Все трое остановились у подножия монументальных гробниц. В серебристом свете луны, в лиловом тумане, поднимающемся над быстро остывающими песками, их глазам предстало изумительное незабываемое зрелище. Первым нарушил молчание, как всегда, капитан Новицкий:
— Над чем это вы так задумались? — не выдержал он.
— Зрелище пирамид разбудило мое воображение и оживило воспоминания, — ответил Томек. — Ты только подумай, капитан. Ведь когда-то греческий историк и путешественник Геродот, называемый отцом истории, смотрел, как мы сейчас, на гробницы фараонов, а было это за четыреста пятьдесят лет до нашей эры, они стояли здесь уже больше двадцати веков! И все-таки не факты, как бы ни были они поразительны, послужили поводом моего волнения. Этот свет, настроение навеяли на меня воспоминания о нашей первой экспедиции в Африку. Лунные горы, помнишь, Тадек? Их вершины возносились точно так же, как верхушки этих египетских пирамид.
— Подожди, подожди… что-то припоминаю… а да, горная цепь Рувензори на границе Уганды и Конго! Мы отправились за гориллами и окапи, да-да, помню. Неплохой был вид, но это потому, что тучи нависали очень низко. А здесь нет туч!
— Верно! Зато здесь носится в воздухе пыль пустыни и туман.
— Мальчики, мальчики! — укорила их Салли. — Неужели вы не понимаете, что с вами говорят тысячелетия?
— Синичка ты наша, да как же мы можем об этом забыть, когда ты все время нам об этом напоминаешь?
— Ну, я-то знаю, как мало из того, что я говорю, застревает в твоей памяти.
— Ты так думаешь? Ты ошибаешься! Разбуди меня ночью, и я тут же скажу, что гробница Хеопса возведена четыре с половиной тысячи лет тому назад, что только подготовка путей для перевозки строительных материалов длилась десять лет, а еще двадцать — сооружали гробницу. По сто тысяч каменщиков, плотников и чернорабочих работало в те три месяца каждого года, когда разливается Нил. Сколько же несчастных расстались здесь с жизнью! Я не могу избавиться от ощущения, что вокруг нас тысячи духов, не могу забыть о людях, чьи жизни были отданы в жертву тщеславию фараонов. Да, ты права. Здесь говорят тысячелетия…
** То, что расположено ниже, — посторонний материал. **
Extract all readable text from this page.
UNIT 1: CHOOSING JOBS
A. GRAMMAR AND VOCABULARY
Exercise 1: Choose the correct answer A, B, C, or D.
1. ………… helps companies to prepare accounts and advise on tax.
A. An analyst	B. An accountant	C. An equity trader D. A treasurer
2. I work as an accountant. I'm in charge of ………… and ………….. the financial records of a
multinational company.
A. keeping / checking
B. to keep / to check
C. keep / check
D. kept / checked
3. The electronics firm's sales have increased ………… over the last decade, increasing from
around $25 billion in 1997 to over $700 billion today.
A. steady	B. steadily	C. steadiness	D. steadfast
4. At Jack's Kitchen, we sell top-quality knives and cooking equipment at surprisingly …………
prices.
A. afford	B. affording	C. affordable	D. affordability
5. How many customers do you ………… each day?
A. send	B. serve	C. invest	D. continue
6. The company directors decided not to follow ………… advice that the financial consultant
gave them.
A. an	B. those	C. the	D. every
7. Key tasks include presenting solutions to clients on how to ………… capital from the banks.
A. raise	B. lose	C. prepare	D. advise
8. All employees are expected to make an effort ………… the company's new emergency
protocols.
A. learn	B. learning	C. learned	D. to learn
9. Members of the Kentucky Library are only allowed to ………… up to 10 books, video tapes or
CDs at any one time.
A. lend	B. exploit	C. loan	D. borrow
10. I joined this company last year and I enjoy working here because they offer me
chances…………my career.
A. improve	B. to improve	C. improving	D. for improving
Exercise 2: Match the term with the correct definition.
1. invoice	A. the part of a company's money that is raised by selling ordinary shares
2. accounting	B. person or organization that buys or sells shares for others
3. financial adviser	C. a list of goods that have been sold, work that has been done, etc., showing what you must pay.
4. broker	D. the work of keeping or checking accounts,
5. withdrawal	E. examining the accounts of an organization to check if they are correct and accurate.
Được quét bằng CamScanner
Салли пронзила неприятная дрожь. Она плотнее закуталась в платок и, помолчав, произнесла:
— Я как-то не думала до сих пор об этом… Конечно, требовалось много жертв… Но ведь не одно тщеславие толкало фараонов возводить такие гробницы. Древние египтяне верили, что бессмертная человеческая душа становится тенью, вечно обитающей в находящемся за пределами Неба и Земли «мире мертвых», что ей нужны средства для дальнейшего существования. И потому мертвых погребали в гробницах, более прочных, чем просто дом.
— Знаю, знаю, ты уже не раз это говорила, — нетерпеливо прервал ее Новицкий. — Я считаю, что все это чисто языческие верования и обычаи. И многие египтяне думали так же, как я, раз они тащили сложенные в гробницах ценности. Одна спесь заставляла фараонов строить пирамиды. Людям попроще вполне хватало не таких дорогих мастаб[6], а их здесь без числа.